The better strategy, other than President Biden to give Gavin Newsom an ambassadorship to China, Japan, or South Korea in 2027 as soon as that man is no longer Governor of California, so that Newsom can shut his mouth and never run for President, is to create an amendment that clarifies to everyone that Congress actually does have the power to regulate firearms. Here's an example:
The right of the people to keep and bear arms for defense of themselves or the state shall not be infringed; a well regulated militia being the best security of a free country: but no person religiously scrupulous of bearing arms shall be compelled to render military service in person.
Congress and the states shall have the power to reasonably regulate -
-the types of arms that can be produced and which are allowed for the general populous;
-the times, places, and manner in which those arms may be wielded;
-who may have such arms, as to prevent unqualified gun handlers, the insane, and dangerous criminals from acquiring such arms;
-all other policies relating to firearms that are deemed necessary and proper to regulate for public safety and the prevention of crime without undue contraction of rights.

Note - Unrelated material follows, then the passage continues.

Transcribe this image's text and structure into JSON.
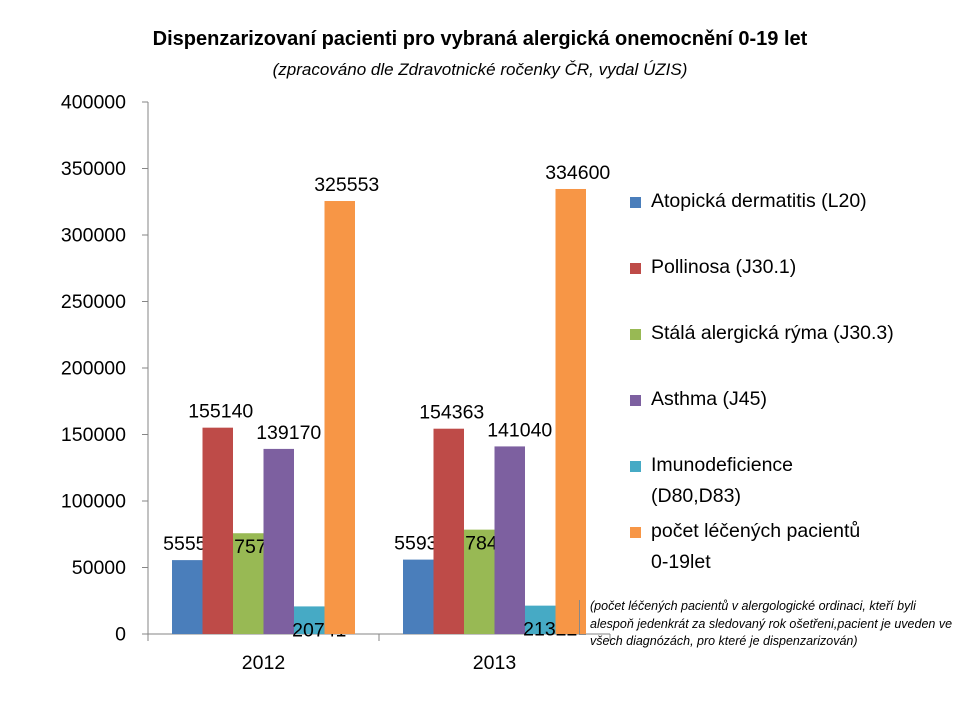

Here's what my version does: It gives people the right to keep and bear arms for a specific reason: To protect themselves and to protect our country. It also gives Congress and the states a limited power to regulate those firearms for a specific set of reasons, such as "types of arms" so that Congress could ban assault rifles. "Times, places, and manner" gives Congress the ability to prevent open carry in places like schools. "Who may have such arms" gives Congress the power to implement laws like universal background checks and red-flag laws. And finally, the last section, the "necessary and proper" clause, wraps the amendment around for use in the future. We don't know what firearms will look like in 100 years, just as James Madison wrote the Necessary and Proper clause in Article I to give Congress the power to pass laws in the future for unforeseen issues and problems of his time, so that we could have a functioning government in our time.
Gavin, grow up. You have 4 years to run for President, and in the mean time, instead of hogging the camera for views on Twitter for your fantasy amendments to the Constitution, try amending real life issues in your own state. The homeless man in Oakland who became addicted to morphine back in the 2000s from opioids provided to him by the liars in the pharmaceutical industry, and is now on the streets because he got hooked on street fentanyl, living day-to-day not knowing whether he'll wake up tomorrow, doesn't care about your stupid Twitter video about a dead-on-arrival constitutional amendment that would have a useful lifespan of 20 years. You were elected to help people like him, not to waste time pandering for keyboard warriors on the Internet. Do your job.